Whatever he wants to say about Black rappers needing to be lynched—unequivocally oppressive in its own right, as you point out—as a man he has no right to insult women with misogynistic slurs. For him to use misogyny against any woman—sellout rapper or not—is an exercise in dominance.
At 10/25/2006 09:03:00 AM,
Edward BRock
said:;
Two points.....
1. Y, I understand the need to point out the stupidity of the misogyny and the rape, however, at this moment, I think the more pressing issue has to deal with the lynching. Lynching rappers or whomever is completely and totally wrong, and it shows his eschewed view on the reality that we face today. I think James hit the nail on the head with his blog. Don't get me wrong, I think that the rape and his name calling of our female counterparts is just as detestable, and a issue that needs to be handled, not only with NYOIL, but with the hip-hop community as a whole, which brings me to my second point....

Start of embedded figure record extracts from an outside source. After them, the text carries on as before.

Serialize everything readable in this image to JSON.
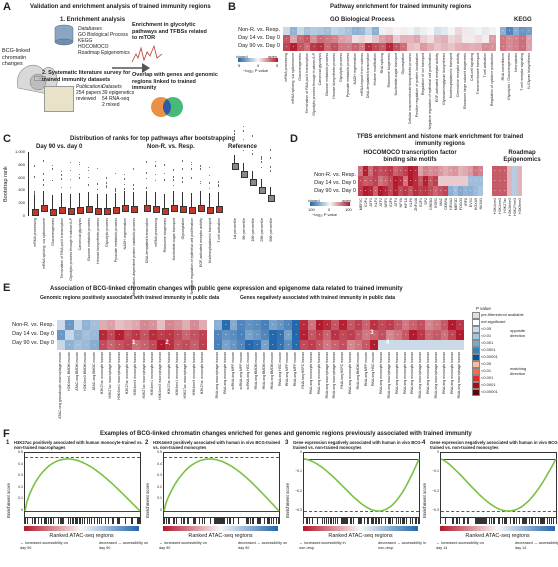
{
  "panelA": {
    "label": "A",
    "title": "Validation and enrichment analysis of trained immunity regions",
    "bcg_label": "BCG-linked chromatin changes",
    "bcg_badge": "BCG",
    "step1": "1. Enrichment analysis",
    "databases_hdr": "Databases",
    "databases": [
      "GO Biological Process",
      "KEGG",
      "HOCOMOCO",
      "Roadmap Epigenomics"
    ],
    "enrich_text": "Enrichment in glycolytic pathways and TFBSs related to mTOR",
    "step2": "2. Systematic literature survey for trained immunity datasets",
    "pubs_hdr": "Publications",
    "pubs": "254 papers reviewed",
    "datasets_hdr": "Datasets",
    "datasets": [
      "39 epigenetics",
      "54 RNA-seq",
      "2 mixed"
    ],
    "overlap_text": "Overlap with genes and genomic regions linked to trained immunity"
  },
  "panelB": {
    "label": "B",
    "title": "Pathway enrichment for trained immunity regions",
    "go_hdr": "GO Biological Process",
    "kegg_hdr": "KEGG",
    "rows": [
      "Non-R. vs. Resp.",
      "Day 14 vs. Day 0",
      "Day 90 vs. Day 0"
    ],
    "legend": {
      "closed": "closed",
      "open": "open",
      "ticks": [
        "5",
        "0",
        "5"
      ],
      "axis": "−log₁₀ P value"
    },
    "go_terms": [
      "mRNA processing",
      "mRNA splicing, via spliceosome",
      "Gluconeogenesis",
      "Termination of RNA pol II transcription",
      "Glycolytic process through fructose-6-P",
      "Canonical glycolysis",
      "Glucose metabolic process",
      "Hexose biosynthetic process",
      "Glycolytic process",
      "Pyruvate metabolic process",
      "NADH regeneration",
      "mRNA export from nucleus",
      "DNA-templated transcription",
      "Histone modification",
      "RNA splicing",
      "Ribosome biogenesis",
      "Nucleotide-sugar transport",
      "Glycosylation",
      "Cellular macromolecule biosynthetic process",
      "Positive regulation of protein localization",
      "Regulation of ion transport",
      "Negative regulation of epithelial cell proliferation",
      "EGF-activated receptor activity",
      "Glycosaminoglycan biosynthesis",
      "Nucleocytoplasmic transport",
      "Chemokine receptor activity",
      "Ribosome large subunit biogenesis",
      "Cell-cell signaling",
      "Transmembrane transport",
      "T cell activation",
      "Regulation of cytokine production"
    ],
    "kegg_terms": [
      "RNA surveillance",
      "Glycolysis / Gluconeogenesis",
      "Necroptosis",
      "T cell receptor signaling",
      "N-Glycan biosynthesis"
    ]
  },
  "panelC": {
    "label": "C",
    "title": "Distribution of ranks for top pathways after bootstrapping",
    "ylabel": "Bootstrap rank",
    "yticks": [
      "0",
      "200",
      "400",
      "600",
      "800",
      "1,000"
    ],
    "sub1": "Day 90 vs. day 0",
    "sub2": "Non-R. vs. Resp.",
    "sub3": "Reference",
    "labels1": [
      "mRNA processing",
      "mRNA splicing, via spliceosome",
      "Gluconeogenesis",
      "Termination of RNA pol II transcription",
      "Glycolytic process through fructose-6-P",
      "Canonical glycolysis",
      "Glucose metabolic process",
      "Hexose biosynthetic process",
      "Glycolytic process",
      "Pyruvate metabolic process",
      "NADH regeneration",
      "Modification-dependent protein catabolic process"
    ],
    "labels2": [
      "DNA-templated transcription",
      "mRNA processing",
      "Ribosome biogenesis",
      "Nucleotide-sugar transport",
      "Glycosylation",
      "Negative regulation of epithelial cell proliferation",
      "EGF-activated receptor activity",
      "Nucleocytoplasmic transport",
      "T cell activation"
    ],
    "labels3": [
      "1st percentile",
      "5th percentile",
      "10th percentile",
      "25th percentile",
      "50th percentile"
    ]
  },
  "panelD": {
    "label": "D",
    "title": "TFBS enrichment and histone mark enrichment for trained immunity regions",
    "sub1": "HOCOMOCO transcription factor binding site motifs",
    "sub2": "Roadmap Epigenomics",
    "rows": [
      "Non-R. vs. Resp.",
      "Day 14 vs. Day 0",
      "Day 90 vs. Day 0"
    ],
    "legend": {
      "closed": "closed",
      "open": "open",
      "ticks": [
        "100",
        "0",
        "100"
      ],
      "axis": "−log₁₀ P value"
    },
    "tfs": [
      "MEF2C",
      "E2F4",
      "ATF1",
      "KLF4",
      "ATF2",
      "NRF1",
      "E2F6",
      "ATF4",
      "NFYA",
      "HIF1A",
      "KLF6",
      "ZNF148",
      "E2F1",
      "SP2",
      "CREB3",
      "EGR1",
      "MAZ",
      "CEBPA",
      "NR4A1",
      "MEF2D",
      "FOXO3",
      "IRF8",
      "EVX1",
      "HOXA9",
      "NKX61"
    ],
    "marks": [
      "H3K4me1",
      "H3K4me3",
      "H3K27ac",
      "H3K36me3",
      "H3K27me3",
      "H3K9me3"
    ]
  },
  "panelE": {
    "label": "E",
    "title": "Association of BCG-linked chromatin changes with public gene expression and epigenome data related to trained immunity",
    "sub1": "Genomic regions positively associated with trained immunity in public data",
    "sub2": "Genes negatively associated with trained immunity in public data",
    "rows": [
      "Non-R. vs. Resp.",
      "Day 14 vs. Day 0",
      "Day 90 vs. Day 0"
    ],
    "markers": [
      "1",
      "2",
      "3",
      "4"
    ],
    "legend_title": "P value",
    "legend_items": [
      "pre-filtered/not available",
      "not significant",
      "<0.05",
      "<0.01",
      "<0.001",
      "<0.0001",
      "<0.00001",
      "<0.05",
      "<0.01",
      "<0.001",
      "<0.0001",
      "<0.00001"
    ],
    "legend_groups": [
      "opposite direction",
      "matching direction"
    ],
    "cols_left": [
      "ATAC-seq granulocyte-macrophage mouse",
      "H3K4me1 BMDM mouse",
      "ATAC-seq BMDM mouse",
      "H3K4me3 BMDM mouse",
      "ATAC-seq BMDC mouse",
      "H3K27ac monocyte human",
      "H3K27ac macrophage human",
      "H3K4me1 macrophage human",
      "H3K27ac monocyte human",
      "H3K4me3 monocyte human",
      "H3K27ac macrophage human",
      "H3K4me1 monocyte human",
      "H3K4me3 macrophage human",
      "H3K27ac monocyte human",
      "H3K4me1 monocyte human",
      "H3K27ac macrophage human",
      "H3K4me3 monocyte human",
      "H3K27ac monocyte human"
    ],
    "cols_right": [
      "RNA-seq macrophage human",
      "RNA-seq monocyte human",
      "scRNA-seq MPP mouse",
      "scRNA-seq MPP mouse",
      "scRNA-seq HSC mouse",
      "RNA-seq BMDM mouse",
      "RNA-seq BMDM mouse",
      "RNA-seq BMDM mouse",
      "RNA-seq HSC mouse",
      "RNA-seq MPP mouse",
      "RNA-seq MPP mouse",
      "RNA-seq HSPC human",
      "RNA-seq monocyte human",
      "RNA-seq monocyte human",
      "RNA-seq macrophage human",
      "RNA-seq macrophage human",
      "RNA-seq HSPC human",
      "RNA-seq monocyte human",
      "RNA-seq BMDM mouse",
      "RNA-seq MPP mouse",
      "RNA-seq HSC mouse",
      "RNA-seq monocyte human",
      "RNA-seq macrophage human",
      "RNA-seq monocyte human",
      "RNA-seq monocyte human",
      "RNA-seq monocyte human",
      "RNA-seq macrophage human",
      "RNA-seq monocyte human",
      "RNA-seq macrophage human",
      "RNA-seq monocyte human",
      "RNA-seq monocyte human",
      "RNA-seq macrophage human"
    ]
  },
  "panelF": {
    "label": "F",
    "title": "Examples of BCG-linked chromatin changes enriched for genes and genomic regions previously associated with trained immunity",
    "ylabel": "Enrichment score",
    "xlabel": "Ranked ATAC-seq regions",
    "plots": [
      {
        "num": "1",
        "title": "H3K27ac positively associated with human monocyte-trained vs. non-trained macrophages",
        "left": "← increased accessibility on day 90",
        "right": "decreased → accessibility on day 90",
        "yticks": [
          "0.5",
          "0.4",
          "0.3",
          "0.2",
          "0.1",
          "0"
        ]
      },
      {
        "num": "2",
        "title": "H3K4me3 positively associated with human in vivo BCG-trained vs. non-trained monocytes",
        "left": "← increased accessibility on day 90",
        "right": "decreased → accessibility on day 90",
        "yticks": [
          "0.5",
          "0.4",
          "0.3",
          "0.2",
          "0.1",
          "0"
        ]
      },
      {
        "num": "3",
        "title": "Gene expression negatively associated with human in vivo BCG-trained vs. non-trained monocytes",
        "left": "← increased accessibility in non-resp.",
        "right": "decreased → accessibility in non-resp.",
        "yticks": [
          "0",
          "−0.1",
          "−0.2",
          "−0.3"
        ]
      },
      {
        "num": "4",
        "title": "Gene expression negatively associated with human in vivo BCG-trained vs. non-trained monocytes",
        "left": "← increased accessibility on day 14",
        "right": "decreased → accessibility on day 14",
        "yticks": [
          "0",
          "−0.1",
          "−0.2",
          "−0.3"
        ]
      }
    ]
  },
  "colors": {
    "open": "#b2182b",
    "closed": "#2166ac",
    "curve": "#7ac143",
    "dash": "#d62728"
  }
}
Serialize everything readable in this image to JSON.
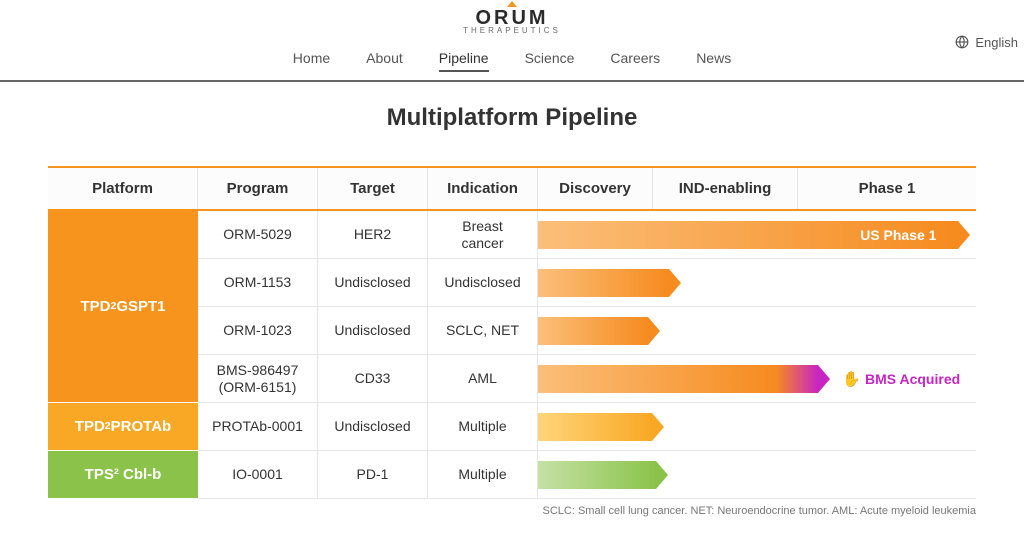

2. This year, more so than any other year in the 20+ that hip-hop has had, has been the worse year ever. It's almost to the point where you get tired of fighting for what you love, what you hold close to your heart. From this new debacle with NYOIL, to the whole Oprah vs. Hip-Hop, to Ms. Peaches, to kids singing "Chain Hang Low" and "Gettin' Some...", I wonder where the line gets drawn. All of this... this coonery has got to stop somewhere along the line. Hell, at this point, by the end of the year, I wouldn't be suprised if the come out with a song called "Pick That Cotton". Question, if D4L set us back 50 years, Jibbs set us back 100 years, NYOIL set us back 150 years, and Ms. Peaches set us back 400 years, well, how far back do we need to get set back until we are kings and queens again?
At 10/28/2006 09:42:00 PM,
kristen
said:;
sings, "black bodies swingin'..."/song
i would love to see you remix audre lorde's famous, "the master's tools cannot be used to dismantle the master's house" comment
go on over to blackademic.com and see more ideas about this issue and read some comments about this terrible video and see nyoil's response
At 11/01/2006 02:56:00 AM,
Anonymous
said:;
How can you not see that "Y'all Should All Get Lynched" was made out of love? Love for his race, love for his culture, love for hip hop and love for black women.
Have you never heard of an oxymoron?
Obviously he doesn't want anyone to be lynched. Its okay to talk about shooting another black man, and selling drugs to another black man, calling women bitch and ho... but say the word lynched and that's what people are upset about???
Let's be for real!!!
I support NYOIL completely and I can't wait to hear what he puts out next!!!